Jardín cerrado
A algunos lugares conviene acudir por la tarde, que es la hora prescrita en el libro de las buenas costumbres para las visitas humanas, y por el tacto estético en lo concerniente a nuestras relaciones con ciertos paisajes. Téngase esto en cuenta y luego tómese la carretera que desde La Vall d'Uixó se dirige a Soneja. Casi de inmediato se llega, tras la clásica curva, a uno de los más pequeños pueblos de la Sierra de Espadán: Fondeguilla.

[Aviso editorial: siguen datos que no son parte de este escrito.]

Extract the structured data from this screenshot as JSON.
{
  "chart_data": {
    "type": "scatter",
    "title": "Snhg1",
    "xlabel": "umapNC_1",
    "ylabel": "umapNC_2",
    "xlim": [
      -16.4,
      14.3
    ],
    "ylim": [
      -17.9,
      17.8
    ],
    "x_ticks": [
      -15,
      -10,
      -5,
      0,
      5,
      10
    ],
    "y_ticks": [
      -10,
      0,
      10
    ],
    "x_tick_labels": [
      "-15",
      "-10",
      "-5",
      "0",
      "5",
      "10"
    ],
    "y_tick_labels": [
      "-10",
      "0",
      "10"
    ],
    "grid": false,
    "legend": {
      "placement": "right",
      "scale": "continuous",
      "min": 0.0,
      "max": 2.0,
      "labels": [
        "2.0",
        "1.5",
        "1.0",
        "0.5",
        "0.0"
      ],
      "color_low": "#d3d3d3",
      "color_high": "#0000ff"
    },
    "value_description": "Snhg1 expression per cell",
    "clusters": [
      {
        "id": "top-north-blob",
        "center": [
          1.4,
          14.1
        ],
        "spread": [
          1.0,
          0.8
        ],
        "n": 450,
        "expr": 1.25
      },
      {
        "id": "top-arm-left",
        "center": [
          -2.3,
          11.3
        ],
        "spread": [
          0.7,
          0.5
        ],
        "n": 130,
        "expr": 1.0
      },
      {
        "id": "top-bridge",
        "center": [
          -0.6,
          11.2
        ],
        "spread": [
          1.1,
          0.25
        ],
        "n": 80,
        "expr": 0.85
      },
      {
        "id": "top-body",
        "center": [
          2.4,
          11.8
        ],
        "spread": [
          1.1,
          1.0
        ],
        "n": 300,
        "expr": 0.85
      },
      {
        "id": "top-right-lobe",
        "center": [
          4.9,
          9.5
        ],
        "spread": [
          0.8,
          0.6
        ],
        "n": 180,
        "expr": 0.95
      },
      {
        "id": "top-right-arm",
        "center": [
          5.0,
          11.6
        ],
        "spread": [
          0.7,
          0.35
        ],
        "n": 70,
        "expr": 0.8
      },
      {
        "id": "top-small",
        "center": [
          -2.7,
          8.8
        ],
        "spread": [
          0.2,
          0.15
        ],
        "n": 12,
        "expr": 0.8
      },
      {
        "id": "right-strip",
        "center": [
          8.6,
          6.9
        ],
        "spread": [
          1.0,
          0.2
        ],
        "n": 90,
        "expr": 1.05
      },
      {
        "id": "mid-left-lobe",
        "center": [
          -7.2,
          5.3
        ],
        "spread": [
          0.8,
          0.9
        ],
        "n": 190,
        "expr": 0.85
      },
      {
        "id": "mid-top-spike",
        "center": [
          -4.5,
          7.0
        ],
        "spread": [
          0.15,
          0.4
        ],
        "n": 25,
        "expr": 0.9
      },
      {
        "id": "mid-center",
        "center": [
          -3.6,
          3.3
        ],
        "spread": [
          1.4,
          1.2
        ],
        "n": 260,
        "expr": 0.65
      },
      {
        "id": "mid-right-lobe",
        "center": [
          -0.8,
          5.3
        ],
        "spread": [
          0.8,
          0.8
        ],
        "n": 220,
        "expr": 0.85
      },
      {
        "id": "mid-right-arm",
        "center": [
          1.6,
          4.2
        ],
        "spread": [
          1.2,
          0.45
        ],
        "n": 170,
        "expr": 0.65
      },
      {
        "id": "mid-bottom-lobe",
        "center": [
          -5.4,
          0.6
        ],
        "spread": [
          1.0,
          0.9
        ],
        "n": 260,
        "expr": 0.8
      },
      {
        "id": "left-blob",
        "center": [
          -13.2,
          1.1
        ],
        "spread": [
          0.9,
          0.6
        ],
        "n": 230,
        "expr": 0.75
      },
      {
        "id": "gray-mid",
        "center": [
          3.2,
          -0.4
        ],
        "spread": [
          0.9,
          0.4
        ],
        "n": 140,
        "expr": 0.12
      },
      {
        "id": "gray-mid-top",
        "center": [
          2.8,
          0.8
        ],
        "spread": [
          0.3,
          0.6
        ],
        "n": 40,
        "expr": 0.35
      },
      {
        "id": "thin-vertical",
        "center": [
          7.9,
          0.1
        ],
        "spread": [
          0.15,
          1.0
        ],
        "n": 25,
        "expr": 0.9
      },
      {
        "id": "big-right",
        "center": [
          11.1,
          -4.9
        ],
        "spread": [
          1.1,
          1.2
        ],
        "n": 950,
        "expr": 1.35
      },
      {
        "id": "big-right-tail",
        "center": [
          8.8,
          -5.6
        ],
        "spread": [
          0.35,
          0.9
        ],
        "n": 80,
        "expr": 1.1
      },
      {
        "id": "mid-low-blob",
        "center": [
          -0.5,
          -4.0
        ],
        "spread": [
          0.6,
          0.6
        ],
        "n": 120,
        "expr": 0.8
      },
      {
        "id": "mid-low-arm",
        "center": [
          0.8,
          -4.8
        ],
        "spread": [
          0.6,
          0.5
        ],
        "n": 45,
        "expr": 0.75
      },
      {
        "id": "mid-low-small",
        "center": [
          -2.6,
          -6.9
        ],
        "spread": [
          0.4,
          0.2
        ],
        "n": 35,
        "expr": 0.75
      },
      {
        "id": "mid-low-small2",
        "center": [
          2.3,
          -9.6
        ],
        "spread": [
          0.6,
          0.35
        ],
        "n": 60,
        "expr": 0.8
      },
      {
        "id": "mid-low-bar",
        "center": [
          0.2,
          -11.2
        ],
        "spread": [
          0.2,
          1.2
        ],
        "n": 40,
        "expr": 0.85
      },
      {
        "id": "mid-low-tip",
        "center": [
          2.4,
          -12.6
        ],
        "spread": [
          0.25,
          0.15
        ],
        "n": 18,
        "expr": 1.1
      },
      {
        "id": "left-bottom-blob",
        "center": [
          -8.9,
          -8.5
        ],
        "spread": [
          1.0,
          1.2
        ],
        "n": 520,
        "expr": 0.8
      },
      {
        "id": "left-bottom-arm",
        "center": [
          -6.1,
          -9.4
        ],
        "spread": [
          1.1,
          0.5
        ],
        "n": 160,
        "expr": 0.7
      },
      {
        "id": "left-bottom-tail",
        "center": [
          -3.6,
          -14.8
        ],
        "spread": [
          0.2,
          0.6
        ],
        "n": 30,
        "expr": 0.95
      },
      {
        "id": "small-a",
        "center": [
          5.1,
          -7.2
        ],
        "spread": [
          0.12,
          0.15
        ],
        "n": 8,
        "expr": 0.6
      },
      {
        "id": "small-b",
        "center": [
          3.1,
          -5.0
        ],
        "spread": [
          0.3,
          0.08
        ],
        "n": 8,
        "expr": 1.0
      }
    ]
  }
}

Busquemos el camino que se adentra en el barranco al que Fondeguilla pertenece con una naturalidad algo temeraria. Encontraremos su lecho cultivado casi hasta el último palmo de terreno. Primero con mayoría de naranjos y enseguida con frutales de los que producen las más breves delicias del estío: el ciruelo, el níspero, el membrillo, la higuera y, como un príncipe entre todos ellos, el cerezo, árbol de supremo esplendor en primavera, de dulzura en verano y de gris elegancia desnuda bajo el frío invernal. Son éstos, hoy por hoy, cultivos de capricho y ocio mantenidos en el mismo hermoso abigarramiento que trazaran los antiguos habitantes moriscos. Se conservan aún las diminutas acequias por donde murmura un agua auténtica que llena albercas de ajustada escala, pues aquí todo se comprime, todo existe sin holgura pero con precisión. Aún puede escucharse -y es un privilegio- el ¡plof! también preciso de la eterna rana de Basho, residente fiel, cuando salta desde el festón de hierbas del borde de las viejas charcas.
"Desde ninguno de sus puntos puede verse otra cosa que no sea él mismo o el cielo"
Al zigzaguear entre los huertos, se entiende a la perfección la conveniencia de visitar estos rincones con la luz oblicua de la tarde. Es entonces cuando se manifiestan las calidades de otro fruto ofrecido en las ramas, impalpable, el claroscuro mismo, que puede ser apreciado y consumido en plenitud por la mirada del paseante.
A partir del vestigio romano conocido como l'Arquet, pequeño tramo intacto de un antiguo acueducto, el barranco de Fondeguilla deja de tolerar las directas injerencias humanas y recobra su piel agreste. Ahora es el alcornoque, por momentos disperso y por momentos agrupado, quien lo matiza todo. Deja en el aire un toque uniforme de ceniza verdosa bien recibido por los olivos y por los almendros, hoy prácticamente abandonados a su suerte.
En la parte media y alta del barranco, una geología ya cubista antes del cubismo se entretuvo cuarteando los abundantes afloramientos y cortados rocosos, guiada por un principio que contiene lógica y contiene sorpresa. Frecuentemente, líquenes amarillentos cubren estos rodenos hasta ennoblecerlos con el barniz del envejecimiento y la dorada aspereza. Sobre ellos, sobre sus muchas aristas, se posa un pájaro azul, el roquero solitario, cuya lírica misión en este mundo consiste en permanecer asomado siempre a los abismos.
Todas las virtudes de la Sierra de Espadán, nuestra particular Arcadia valenciana, adornan el barranco de Fondeguilla: la fragosidad junto a lo ameno, lo más abrupto al lado de la mayor afabilidad. Hay una conciliación de la pureza natural y la actividad de los hombres que es rara porque no se parece a un equilibrio. La balanza se inclina aún hacia el lado de lo que está o crece sin nosotros.
Este paraje es un jardín cerrado. Desde ninguno de sus puntos puede verse otra cosa que no sea él mismo o el cielo. Poco importa. Para nuestros ojos no son alternativas desdeñables.